Fidel was the glue that bonded our family together, says sister Rosemary Odinga


NAIROBI: Fidel was a loving brother. We grew up together and were very fond of each other. He taught me many things and was always protective of me. I remember it was Fidel who taught me how to read. He was such an avid reader. Like daddy (Raila Odinga), Fidel was a disciplinarian.

I remember when we were growing up and our father was detained. Children were often advised by their parents not to play with us. (Raila and his family were considered pariahs, rebels and anti-Kanu who you needed to keep a distance from). My brother loved football and because there was nobody allowed to play with us, he recruited me as a footballer and taught me how to be a goal-keeper.

 But pretty soon, he needed to be challenged on the field and he allowed me to become a centre forward and I really played that role well. That is how my goal-keeping role dissipated over time.

Fidel made me love football. Like daddy, Fidel was an ardent Arsenal fan. In fact, I am the odd one out in the family because I support Manchester United in the English Premier League. During the 2014 World Cup finals, I was supporting Germany and Fidel was supporting Brazil. When we beat them at the semi finals, it was my turn to celebrate.

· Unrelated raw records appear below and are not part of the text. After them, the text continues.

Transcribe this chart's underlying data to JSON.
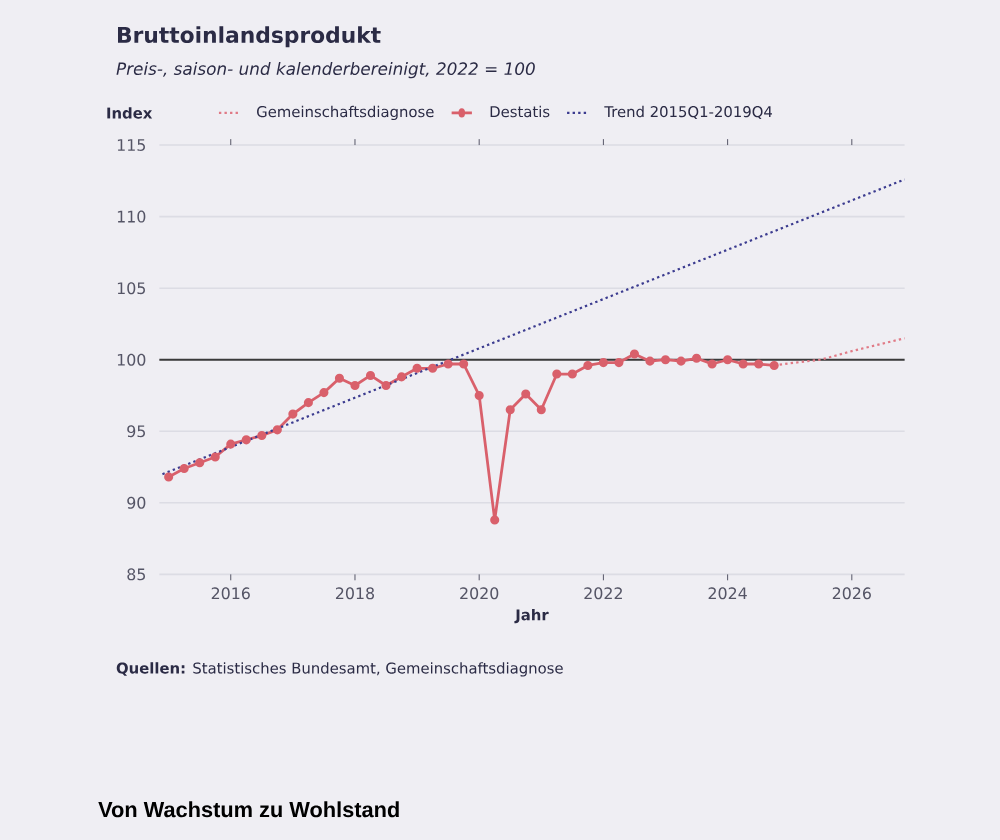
{
  "chart_data": {
    "type": "line",
    "title": "Bruttoinlandsprodukt",
    "subtitle": "Preis-, saison- und kalenderbereinigt, 2022 = 100",
    "ylabel": "Index",
    "xlabel": "Jahr",
    "annotations": [
      "**Quellen:** Statistisches Bundesamt, Gemeinschaftsdiagnose",
      "Von Wachstum zu Wohlstand"
    ],
    "xlim": [
      2014.85,
      2026.85
    ],
    "xticks": [
      2016,
      2018,
      2020,
      2022,
      2024,
      2026
    ],
    "ylim": [
      85,
      115
    ],
    "yticks": [
      85,
      90,
      95,
      100,
      105,
      110,
      115
    ],
    "grid": "y",
    "legend": "top",
    "ref_lines": [
      {
        "axis": "y",
        "value": 100,
        "color": "#3a3a3a"
      }
    ],
    "series": [
      {
        "name": "Gemeinschaftsdiagnose",
        "color": "#e07a86",
        "line_style": "dotted",
        "marker": "none",
        "x": [
          2024.75,
          2025.0,
          2025.5,
          2026.0,
          2026.85
        ],
        "values": [
          99.6,
          99.75,
          100.0,
          100.6,
          101.5
        ]
      },
      {
        "name": "Destatis",
        "color": "#d9606b",
        "line_style": "solid",
        "marker": "circle",
        "x": [
          2015.0,
          2015.25,
          2015.5,
          2015.75,
          2016.0,
          2016.25,
          2016.5,
          2016.75,
          2017.0,
          2017.25,
          2017.5,
          2017.75,
          2018.0,
          2018.25,
          2018.5,
          2018.75,
          2019.0,
          2019.25,
          2019.5,
          2019.75,
          2020.0,
          2020.25,
          2020.5,
          2020.75,
          2021.0,
          2021.25,
          2021.5,
          2021.75,
          2022.0,
          2022.25,
          2022.5,
          2022.75,
          2023.0,
          2023.25,
          2023.5,
          2023.75,
          2024.0,
          2024.25,
          2024.5,
          2024.75
        ],
        "values": [
          91.8,
          92.4,
          92.8,
          93.2,
          94.1,
          94.4,
          94.7,
          95.1,
          96.2,
          97.0,
          97.7,
          98.7,
          98.2,
          98.9,
          98.2,
          98.8,
          99.4,
          99.4,
          99.7,
          99.7,
          97.5,
          88.8,
          96.5,
          97.6,
          96.5,
          99.0,
          99.0,
          99.6,
          99.8,
          99.8,
          100.4,
          99.9,
          100.0,
          99.9,
          100.1,
          99.7,
          100.0,
          99.7,
          99.7,
          99.6
        ]
      },
      {
        "name": "Trend 2015Q1-2019Q4",
        "color": "#3b3b8f",
        "line_style": "dotted",
        "marker": "none",
        "x": [
          2014.9,
          2026.85
        ],
        "values": [
          92.0,
          112.6
        ]
      }
    ]
  }
}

But I always remember that we were inducted into the football culture by daddy. Before he went into detention, he had lots of merchandise from the teams he loved, including Brazil.

Fidel introduced me to Gor Mahia and would tag me along to matches time and again and when I could not accompany him, I would watch from home and keep texting him until the match was over. Such is how close we were. He was good with making toys. He would make military toy vehicles and we would ride them to Kibera. In fact, it was Fidel who first took me to Kibera on a tour.

The most important thing is that Fidel was a very loving brother. He was passionate about anything he was doing. He didn’t talk much but was a great listener always. I am more calm than he was. He could get very animated and emotional and I would talk to him softly and calmly. He was very time conscious and he made all of us time keepers. Most of the time Fidel talked about our plans as a family and investment opportunities.


Fidel was very passionate about politics. I don’t know how to put it but he often debated politics and offered dad invaluable advice. Some are political secrets which I cannot divulge but he was instrumental in the backroom operations of Mzee’s politics. He kept the Kibera network alive and knew all instrumental persons in the campaign machinery. Family relied on him much to secure Kibera politically as dad engaged in national campaigns or those for the party and coalitions.

He grew up loving revolutionaries among them Thomas Sankara and Che Guevara. He loved watching soldiers march and parade. If we did not come from a political family I am sure Fidel would have been a soldier. He kept Kibera supporters guessing about when dad was going to run for the presidency. Many pundits thought he would take the plunge.


Fidel liked different kinds of food. I remember one time while we were on holiday, he would be on the seafood menu. But his best was traditional food and Ruby Cut was his favourite restaurant.


Fidel loved reggae so much. He was a fan of Bob Marley; his messages and composition resonated well with him. But he also loved dholuo music a lot.


He was a loving man who cared and remained protective of each family member. Fidel loved children. He loved his wife Lwam. He loved home and built a beautiful house in Bondo. When his baby was born, he would regularly send me photos of how the baby was doing. This became more intense when I delivered my baby as we would compete on exchanging photos. Fidel didn’t talk much. He was relatively quiet but very observant and would see things we couldn’t. But he had the memory of an elephant. He would never forget people he met and even when I couldn’t remember their names, he would remind me when and where we met.


He was the star of the family, the glue that bonded us together and the bridge that connected us to the world of politics and business. I will miss him so much. I think it is only mum (Ida Odinga) who has come to terms with the reality. The rest of us including dad are still in shock and pain, imagining he will wake up alive.